The grizzled little fellow in charge at Hemme’s Landing had informed Polly as soon as she’d stepped off the Omega that Humblebee was no more. A cadre of army dragoons from Fort Leavenworth had ridden up in June and evicted the Humblebeevians, escorting them across the river back into the States, where they belonged. Their houses and brewery had already been dismantled and scavenged by whites. “But we should be pleased to have you stay here in Missouri, ma’am,” the man had said cheerfully, glancing at Priscilla and Billy, “unless you all are Mormon. And if you are, you better get back on the boat and don’t get off until you reach Hart’s Bluff.”
/> “Where is Hart’s Bluff?” Polly had asked.
“Up in Iowa, ma’am, what the Indians used to call Council Bluff. Lately people’ve called it Miller’s Hollow.” He’d spat his dripping chaw on the dock. “It’s where all the Mormons have gathered up like a bunch of hungry rats in a corncrib.”
“Actually, sir,” Billy had said, “now they have renamed that town Kane.”
“So I heard,” the geezer had replied quickly with a self-satisfied sneer, pleased that the boy had fallen into his little trap, “named by those banished murdering Mormon heathens after the banished murderer Cain!”
And with that they had reboarded the steamer and proceeded upriver to the Mormons’ temporary frontier metropolis.
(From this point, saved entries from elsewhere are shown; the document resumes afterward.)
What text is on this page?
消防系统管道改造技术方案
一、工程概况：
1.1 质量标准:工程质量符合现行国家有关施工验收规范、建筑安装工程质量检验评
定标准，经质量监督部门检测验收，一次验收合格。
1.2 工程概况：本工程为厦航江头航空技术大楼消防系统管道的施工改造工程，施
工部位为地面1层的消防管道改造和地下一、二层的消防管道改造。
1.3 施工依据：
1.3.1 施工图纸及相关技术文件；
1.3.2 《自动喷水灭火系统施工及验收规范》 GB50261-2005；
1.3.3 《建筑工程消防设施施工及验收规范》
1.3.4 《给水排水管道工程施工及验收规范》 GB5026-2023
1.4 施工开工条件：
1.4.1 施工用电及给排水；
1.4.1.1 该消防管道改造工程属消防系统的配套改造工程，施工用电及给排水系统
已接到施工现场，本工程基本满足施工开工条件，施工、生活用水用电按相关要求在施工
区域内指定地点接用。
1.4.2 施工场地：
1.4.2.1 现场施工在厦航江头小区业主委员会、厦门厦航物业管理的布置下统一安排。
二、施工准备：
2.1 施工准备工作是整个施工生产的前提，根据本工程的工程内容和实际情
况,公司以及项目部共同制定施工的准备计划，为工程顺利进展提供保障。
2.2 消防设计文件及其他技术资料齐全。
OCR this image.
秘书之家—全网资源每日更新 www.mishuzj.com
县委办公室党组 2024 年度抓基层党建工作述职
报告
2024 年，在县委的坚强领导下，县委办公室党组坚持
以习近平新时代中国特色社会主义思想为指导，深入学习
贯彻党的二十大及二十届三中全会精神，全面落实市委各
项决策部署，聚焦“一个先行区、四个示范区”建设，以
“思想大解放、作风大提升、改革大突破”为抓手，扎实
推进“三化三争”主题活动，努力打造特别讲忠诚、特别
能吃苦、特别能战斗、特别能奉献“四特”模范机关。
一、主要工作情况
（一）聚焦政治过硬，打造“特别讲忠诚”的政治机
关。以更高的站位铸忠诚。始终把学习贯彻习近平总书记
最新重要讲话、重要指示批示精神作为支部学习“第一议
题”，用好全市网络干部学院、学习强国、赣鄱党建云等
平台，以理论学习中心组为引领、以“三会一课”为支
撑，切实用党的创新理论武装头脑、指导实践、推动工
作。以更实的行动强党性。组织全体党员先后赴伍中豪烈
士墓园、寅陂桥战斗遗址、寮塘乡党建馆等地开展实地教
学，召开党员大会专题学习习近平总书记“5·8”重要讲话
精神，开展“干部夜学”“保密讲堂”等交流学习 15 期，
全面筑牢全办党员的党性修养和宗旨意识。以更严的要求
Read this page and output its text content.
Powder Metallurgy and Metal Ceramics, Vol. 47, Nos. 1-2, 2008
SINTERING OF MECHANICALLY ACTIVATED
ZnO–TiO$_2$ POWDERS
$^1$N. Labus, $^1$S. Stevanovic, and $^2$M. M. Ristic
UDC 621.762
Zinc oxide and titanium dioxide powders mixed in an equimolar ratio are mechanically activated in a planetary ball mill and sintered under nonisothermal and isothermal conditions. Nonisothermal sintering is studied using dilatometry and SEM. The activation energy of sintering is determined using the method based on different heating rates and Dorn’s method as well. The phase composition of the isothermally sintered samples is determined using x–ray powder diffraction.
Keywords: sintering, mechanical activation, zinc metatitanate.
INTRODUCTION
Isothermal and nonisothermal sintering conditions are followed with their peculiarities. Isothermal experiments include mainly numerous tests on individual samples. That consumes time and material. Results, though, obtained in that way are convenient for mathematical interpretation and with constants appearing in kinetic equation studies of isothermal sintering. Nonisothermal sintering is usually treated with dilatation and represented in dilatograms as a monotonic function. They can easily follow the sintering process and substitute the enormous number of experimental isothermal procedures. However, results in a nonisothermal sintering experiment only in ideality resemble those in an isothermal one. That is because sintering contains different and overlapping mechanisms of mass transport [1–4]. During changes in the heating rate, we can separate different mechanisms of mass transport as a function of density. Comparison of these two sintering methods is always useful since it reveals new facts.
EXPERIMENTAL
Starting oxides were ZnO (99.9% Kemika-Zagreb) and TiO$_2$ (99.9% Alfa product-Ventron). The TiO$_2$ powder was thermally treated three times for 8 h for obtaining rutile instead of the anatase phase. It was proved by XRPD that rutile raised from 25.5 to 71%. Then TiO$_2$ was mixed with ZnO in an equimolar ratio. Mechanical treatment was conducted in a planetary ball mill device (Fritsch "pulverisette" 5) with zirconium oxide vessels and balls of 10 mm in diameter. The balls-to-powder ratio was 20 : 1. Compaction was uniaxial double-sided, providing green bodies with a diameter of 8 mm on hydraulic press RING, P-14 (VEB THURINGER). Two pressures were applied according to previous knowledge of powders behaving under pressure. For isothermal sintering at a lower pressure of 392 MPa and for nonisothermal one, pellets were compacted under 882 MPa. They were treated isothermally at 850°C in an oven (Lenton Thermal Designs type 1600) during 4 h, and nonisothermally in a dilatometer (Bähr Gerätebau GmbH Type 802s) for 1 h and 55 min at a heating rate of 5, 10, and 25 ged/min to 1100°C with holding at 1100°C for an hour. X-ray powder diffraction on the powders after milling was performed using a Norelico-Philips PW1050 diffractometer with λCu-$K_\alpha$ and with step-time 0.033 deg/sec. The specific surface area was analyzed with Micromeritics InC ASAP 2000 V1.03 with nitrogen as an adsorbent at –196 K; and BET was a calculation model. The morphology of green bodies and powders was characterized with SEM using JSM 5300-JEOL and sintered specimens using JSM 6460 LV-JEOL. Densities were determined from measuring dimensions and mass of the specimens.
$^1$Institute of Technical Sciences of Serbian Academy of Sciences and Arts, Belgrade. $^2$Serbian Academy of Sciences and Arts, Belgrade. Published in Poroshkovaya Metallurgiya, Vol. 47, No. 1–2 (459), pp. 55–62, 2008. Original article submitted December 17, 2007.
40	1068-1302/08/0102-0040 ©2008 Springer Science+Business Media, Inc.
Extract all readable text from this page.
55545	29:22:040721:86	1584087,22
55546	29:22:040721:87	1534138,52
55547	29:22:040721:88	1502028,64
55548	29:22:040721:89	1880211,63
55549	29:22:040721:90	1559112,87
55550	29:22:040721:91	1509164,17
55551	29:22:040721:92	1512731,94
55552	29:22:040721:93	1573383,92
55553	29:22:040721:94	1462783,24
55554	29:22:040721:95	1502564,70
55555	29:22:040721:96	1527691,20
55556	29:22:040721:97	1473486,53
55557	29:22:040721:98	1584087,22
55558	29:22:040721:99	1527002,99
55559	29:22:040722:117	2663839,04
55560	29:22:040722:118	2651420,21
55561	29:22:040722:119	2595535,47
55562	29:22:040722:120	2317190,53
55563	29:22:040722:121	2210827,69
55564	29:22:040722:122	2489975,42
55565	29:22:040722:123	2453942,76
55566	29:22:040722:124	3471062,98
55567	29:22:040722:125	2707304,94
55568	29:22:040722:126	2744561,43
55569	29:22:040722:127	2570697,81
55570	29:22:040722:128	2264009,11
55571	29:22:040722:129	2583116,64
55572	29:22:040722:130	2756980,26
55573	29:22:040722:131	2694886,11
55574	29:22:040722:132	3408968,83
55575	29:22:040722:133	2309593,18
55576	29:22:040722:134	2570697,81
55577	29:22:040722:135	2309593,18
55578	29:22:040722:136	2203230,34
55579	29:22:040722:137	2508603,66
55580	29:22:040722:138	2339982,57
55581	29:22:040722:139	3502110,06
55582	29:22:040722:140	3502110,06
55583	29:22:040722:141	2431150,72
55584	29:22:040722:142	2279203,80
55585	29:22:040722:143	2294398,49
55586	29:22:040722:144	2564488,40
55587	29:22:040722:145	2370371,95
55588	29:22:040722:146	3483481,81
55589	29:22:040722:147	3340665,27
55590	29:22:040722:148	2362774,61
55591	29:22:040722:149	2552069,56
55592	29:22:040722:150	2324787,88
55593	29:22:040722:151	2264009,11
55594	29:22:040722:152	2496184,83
THEY CROSSED BACK from the empty Winter Quarters to the bustling Iowa side and found the cabin of Billy’s relative. Truman Codwise was at home, and delighted to see his cousin, prodigal or not—and said that God must have guided them here for a reunion, because in only a few days he was leaving for the Great Salt Lake—Zion. When he learned they had come because Billy wanted to be married in Truman’s presence, if he could bear to witness a gentile wedding, Truman chuckled and then cried, which made Billy start to bawl as well. Both young men continued to sniffle as they prepared a dinner of catfish and watercress and mulberries.
Lately there were two gentiles living in town, Truman said, a new storekeeper downtown and a miller out east on Mosquito Creek, and he had heard that one of them was a Christian minister of some kind who would probably marry the two of them for a dollar…unless, he said, they did want an eternal marriage, in the temple, in which case he could quickly arrange for Priscilla’s baptism and conversion…Billy declined, and Polly said they would remain only a short time after the wedding, and then make their way back east to find a place from among the several communities on Polly’s list that they had skipped along the way in Iowa and Wisconsin.